Patrick Grant has an eclectic history in music, with background in gamelan music and vanguard theater work, as well as fronting the post-rock group Tilted Axes, which he formed in 2011 as part of Make Music Winter, an event which transforms New York City with participatory musical parades in honor of the winter solstice. Consisting of various guitarists, the project performed with portable amps at their side as they walked through the city streets.

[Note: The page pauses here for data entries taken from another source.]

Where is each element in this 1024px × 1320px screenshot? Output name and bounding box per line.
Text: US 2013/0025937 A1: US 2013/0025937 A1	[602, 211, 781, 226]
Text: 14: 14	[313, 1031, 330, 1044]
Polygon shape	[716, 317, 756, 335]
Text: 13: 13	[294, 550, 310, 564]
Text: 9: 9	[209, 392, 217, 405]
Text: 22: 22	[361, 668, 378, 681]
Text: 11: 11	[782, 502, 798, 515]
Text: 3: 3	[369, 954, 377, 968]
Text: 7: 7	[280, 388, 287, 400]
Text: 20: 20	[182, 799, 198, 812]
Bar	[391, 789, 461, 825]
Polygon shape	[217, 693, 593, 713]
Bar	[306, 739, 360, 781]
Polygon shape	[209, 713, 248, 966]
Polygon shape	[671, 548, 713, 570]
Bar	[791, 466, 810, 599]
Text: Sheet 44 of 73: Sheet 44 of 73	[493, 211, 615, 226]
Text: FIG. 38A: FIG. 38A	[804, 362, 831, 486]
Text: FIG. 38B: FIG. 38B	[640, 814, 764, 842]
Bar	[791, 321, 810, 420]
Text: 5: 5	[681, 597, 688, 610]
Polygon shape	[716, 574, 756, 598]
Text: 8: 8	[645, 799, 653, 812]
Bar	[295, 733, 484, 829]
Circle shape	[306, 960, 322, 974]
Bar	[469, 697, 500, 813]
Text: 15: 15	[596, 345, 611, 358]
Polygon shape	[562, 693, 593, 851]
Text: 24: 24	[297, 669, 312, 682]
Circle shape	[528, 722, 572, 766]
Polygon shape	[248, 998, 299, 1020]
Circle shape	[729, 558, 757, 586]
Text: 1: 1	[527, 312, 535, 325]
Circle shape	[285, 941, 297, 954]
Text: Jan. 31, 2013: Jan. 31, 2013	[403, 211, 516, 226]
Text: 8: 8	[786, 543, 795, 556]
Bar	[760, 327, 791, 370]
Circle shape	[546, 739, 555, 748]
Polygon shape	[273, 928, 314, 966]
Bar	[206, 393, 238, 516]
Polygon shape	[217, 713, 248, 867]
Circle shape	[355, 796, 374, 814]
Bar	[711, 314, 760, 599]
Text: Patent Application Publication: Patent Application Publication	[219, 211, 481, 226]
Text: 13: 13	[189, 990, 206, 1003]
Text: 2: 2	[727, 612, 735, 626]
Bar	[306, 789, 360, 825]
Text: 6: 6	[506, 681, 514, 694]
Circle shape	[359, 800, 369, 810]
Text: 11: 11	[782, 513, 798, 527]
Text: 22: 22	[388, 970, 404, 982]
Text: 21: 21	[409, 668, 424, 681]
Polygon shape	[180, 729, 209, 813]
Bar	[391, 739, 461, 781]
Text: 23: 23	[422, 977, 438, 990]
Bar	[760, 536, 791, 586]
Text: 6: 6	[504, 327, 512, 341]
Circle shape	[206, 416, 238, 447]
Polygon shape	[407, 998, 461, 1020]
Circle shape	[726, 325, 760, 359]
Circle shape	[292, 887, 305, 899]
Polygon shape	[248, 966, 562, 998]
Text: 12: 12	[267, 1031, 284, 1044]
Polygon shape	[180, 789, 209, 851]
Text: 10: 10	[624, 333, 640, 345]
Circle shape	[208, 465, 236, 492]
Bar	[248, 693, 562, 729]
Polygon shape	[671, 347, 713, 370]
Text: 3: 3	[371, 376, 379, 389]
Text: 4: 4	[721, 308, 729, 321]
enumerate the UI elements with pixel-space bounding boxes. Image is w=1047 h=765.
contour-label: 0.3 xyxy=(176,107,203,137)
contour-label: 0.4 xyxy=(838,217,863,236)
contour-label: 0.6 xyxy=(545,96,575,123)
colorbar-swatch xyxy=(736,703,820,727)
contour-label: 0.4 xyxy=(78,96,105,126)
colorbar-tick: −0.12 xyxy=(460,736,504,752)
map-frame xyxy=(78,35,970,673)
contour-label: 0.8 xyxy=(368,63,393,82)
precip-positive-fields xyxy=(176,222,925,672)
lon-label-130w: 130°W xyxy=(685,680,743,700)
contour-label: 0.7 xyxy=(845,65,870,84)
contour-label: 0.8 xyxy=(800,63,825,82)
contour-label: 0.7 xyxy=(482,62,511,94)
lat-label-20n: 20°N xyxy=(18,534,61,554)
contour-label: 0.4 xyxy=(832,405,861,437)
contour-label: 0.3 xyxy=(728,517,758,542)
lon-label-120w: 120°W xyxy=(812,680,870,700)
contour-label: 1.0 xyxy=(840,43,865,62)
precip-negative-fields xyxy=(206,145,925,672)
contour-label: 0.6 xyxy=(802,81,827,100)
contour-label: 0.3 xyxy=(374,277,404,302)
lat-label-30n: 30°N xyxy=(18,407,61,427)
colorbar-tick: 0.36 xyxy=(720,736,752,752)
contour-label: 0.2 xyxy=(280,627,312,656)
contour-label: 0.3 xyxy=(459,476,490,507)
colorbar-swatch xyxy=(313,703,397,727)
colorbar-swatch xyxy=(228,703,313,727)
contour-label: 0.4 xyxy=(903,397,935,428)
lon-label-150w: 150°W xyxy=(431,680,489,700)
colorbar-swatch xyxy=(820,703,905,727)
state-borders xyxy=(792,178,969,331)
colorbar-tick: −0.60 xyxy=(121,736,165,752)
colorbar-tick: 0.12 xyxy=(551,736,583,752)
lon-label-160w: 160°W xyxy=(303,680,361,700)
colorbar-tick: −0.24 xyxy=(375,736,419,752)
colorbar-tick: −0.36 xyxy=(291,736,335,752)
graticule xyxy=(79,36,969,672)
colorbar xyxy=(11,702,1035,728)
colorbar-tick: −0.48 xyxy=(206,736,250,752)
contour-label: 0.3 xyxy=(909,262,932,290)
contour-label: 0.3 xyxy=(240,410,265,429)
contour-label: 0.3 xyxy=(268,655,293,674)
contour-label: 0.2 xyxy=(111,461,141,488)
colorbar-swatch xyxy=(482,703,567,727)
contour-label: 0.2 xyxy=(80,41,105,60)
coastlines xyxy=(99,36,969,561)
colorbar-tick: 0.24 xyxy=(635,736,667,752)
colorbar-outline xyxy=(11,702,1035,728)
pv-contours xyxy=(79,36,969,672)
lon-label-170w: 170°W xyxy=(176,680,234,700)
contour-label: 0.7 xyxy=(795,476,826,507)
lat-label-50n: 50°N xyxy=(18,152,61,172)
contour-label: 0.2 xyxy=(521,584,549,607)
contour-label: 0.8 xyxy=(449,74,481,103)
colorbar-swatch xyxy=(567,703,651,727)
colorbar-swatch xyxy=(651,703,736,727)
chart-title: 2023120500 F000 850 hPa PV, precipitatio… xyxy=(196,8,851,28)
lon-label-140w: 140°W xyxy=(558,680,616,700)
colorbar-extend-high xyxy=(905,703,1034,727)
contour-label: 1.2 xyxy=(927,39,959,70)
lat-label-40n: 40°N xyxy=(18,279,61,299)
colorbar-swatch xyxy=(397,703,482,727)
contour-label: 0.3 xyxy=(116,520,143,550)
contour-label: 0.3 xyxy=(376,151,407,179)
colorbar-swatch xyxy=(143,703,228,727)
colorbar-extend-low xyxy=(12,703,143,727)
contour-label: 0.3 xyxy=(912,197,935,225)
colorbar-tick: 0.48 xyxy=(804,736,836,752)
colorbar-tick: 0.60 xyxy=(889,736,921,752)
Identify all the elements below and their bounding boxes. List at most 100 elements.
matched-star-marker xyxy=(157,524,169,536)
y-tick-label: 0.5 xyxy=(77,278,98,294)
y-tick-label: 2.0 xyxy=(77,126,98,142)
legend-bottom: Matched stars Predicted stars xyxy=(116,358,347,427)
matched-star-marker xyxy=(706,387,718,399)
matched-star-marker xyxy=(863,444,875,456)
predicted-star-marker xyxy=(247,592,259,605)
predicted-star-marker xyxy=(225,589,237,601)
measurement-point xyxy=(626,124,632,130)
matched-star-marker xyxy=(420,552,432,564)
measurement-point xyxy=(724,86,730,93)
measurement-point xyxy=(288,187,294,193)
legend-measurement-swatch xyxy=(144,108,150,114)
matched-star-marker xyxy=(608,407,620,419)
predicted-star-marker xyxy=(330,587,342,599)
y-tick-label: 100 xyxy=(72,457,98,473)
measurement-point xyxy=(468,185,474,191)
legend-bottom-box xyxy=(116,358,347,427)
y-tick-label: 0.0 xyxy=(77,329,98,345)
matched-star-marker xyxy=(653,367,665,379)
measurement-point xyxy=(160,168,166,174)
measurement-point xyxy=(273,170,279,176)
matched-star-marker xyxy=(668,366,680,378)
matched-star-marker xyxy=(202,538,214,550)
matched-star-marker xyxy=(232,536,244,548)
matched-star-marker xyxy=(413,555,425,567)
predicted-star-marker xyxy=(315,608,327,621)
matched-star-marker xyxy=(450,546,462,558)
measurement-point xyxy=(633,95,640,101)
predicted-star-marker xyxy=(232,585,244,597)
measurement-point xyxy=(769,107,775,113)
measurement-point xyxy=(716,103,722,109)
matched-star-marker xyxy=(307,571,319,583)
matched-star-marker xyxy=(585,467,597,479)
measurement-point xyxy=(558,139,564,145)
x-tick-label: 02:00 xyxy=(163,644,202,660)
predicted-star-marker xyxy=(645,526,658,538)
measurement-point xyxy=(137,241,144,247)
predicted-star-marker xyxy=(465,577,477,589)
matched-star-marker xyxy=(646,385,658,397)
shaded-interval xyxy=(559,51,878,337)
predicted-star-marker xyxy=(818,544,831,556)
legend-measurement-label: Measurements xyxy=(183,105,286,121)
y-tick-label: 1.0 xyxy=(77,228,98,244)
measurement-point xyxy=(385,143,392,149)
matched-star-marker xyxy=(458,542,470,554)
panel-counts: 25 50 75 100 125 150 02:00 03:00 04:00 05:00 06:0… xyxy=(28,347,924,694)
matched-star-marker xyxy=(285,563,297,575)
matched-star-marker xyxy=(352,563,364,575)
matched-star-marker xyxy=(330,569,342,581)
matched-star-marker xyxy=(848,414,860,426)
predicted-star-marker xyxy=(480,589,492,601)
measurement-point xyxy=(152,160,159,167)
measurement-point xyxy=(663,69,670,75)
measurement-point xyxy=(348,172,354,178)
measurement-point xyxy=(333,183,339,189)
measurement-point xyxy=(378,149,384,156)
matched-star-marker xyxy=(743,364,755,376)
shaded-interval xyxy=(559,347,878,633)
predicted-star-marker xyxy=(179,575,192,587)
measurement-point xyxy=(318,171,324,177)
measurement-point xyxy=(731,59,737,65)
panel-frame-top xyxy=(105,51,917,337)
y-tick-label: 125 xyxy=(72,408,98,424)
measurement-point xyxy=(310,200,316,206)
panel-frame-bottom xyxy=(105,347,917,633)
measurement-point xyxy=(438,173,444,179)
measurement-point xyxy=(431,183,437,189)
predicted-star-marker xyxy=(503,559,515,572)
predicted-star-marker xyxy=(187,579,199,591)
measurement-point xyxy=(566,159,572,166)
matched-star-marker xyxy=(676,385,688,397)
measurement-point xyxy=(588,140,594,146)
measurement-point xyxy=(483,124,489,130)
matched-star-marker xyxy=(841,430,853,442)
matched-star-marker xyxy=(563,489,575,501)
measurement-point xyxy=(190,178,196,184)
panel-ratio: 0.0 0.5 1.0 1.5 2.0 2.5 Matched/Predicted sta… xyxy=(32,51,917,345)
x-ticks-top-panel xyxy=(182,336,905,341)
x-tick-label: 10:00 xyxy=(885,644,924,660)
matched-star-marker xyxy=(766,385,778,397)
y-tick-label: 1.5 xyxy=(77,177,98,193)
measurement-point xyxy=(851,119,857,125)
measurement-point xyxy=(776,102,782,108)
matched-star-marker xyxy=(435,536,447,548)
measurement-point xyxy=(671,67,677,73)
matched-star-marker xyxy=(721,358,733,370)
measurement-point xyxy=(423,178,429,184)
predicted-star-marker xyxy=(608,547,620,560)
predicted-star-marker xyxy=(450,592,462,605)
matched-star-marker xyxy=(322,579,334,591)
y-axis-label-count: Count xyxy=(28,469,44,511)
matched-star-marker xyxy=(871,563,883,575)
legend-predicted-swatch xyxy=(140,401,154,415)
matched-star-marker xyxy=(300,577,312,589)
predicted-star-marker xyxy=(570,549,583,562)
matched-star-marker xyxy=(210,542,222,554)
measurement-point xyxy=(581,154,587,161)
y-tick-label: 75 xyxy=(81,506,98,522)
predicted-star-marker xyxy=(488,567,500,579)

It didn’t stop there; the project has evolved with multiple incarnations in NYC, Düsseldorf and Detroit. Their process is simple: “When a festival or other institution wishes to stage a Tilted Axes event, a call is put out to local guitarists to apply to participate. When an ensemble is selected from the applicants, they are given via MP3s and PDFs the music to be performed at the event so they can learn it in advance. A week before the event, Grant arrives with members of Tilt Core and rehearses the local musicians in the various techniques of musical performance, improvisation, and staging that make up the procession itself. A procession route within the host city is predetermined. The routes often include city squares, centers of transportation, and indoor structures like museums. The procession is accompanied by posters and placards which let the public know more about the event, sponsors, the hosting organization, and its purpose.”
It’s a fun form of street theater, whose creations are on full display throughout the project’s new album, Tilted Axes: Music for Mobile Electric Guitars, which can be streamed in full below. From dissonant crawlers like “Circulation in G Maybe” to the thunderous post-rock of opener “Shapes 1”, it’s a very worthwhile release for fans of experimental post-rock with regard for classical music and other styles.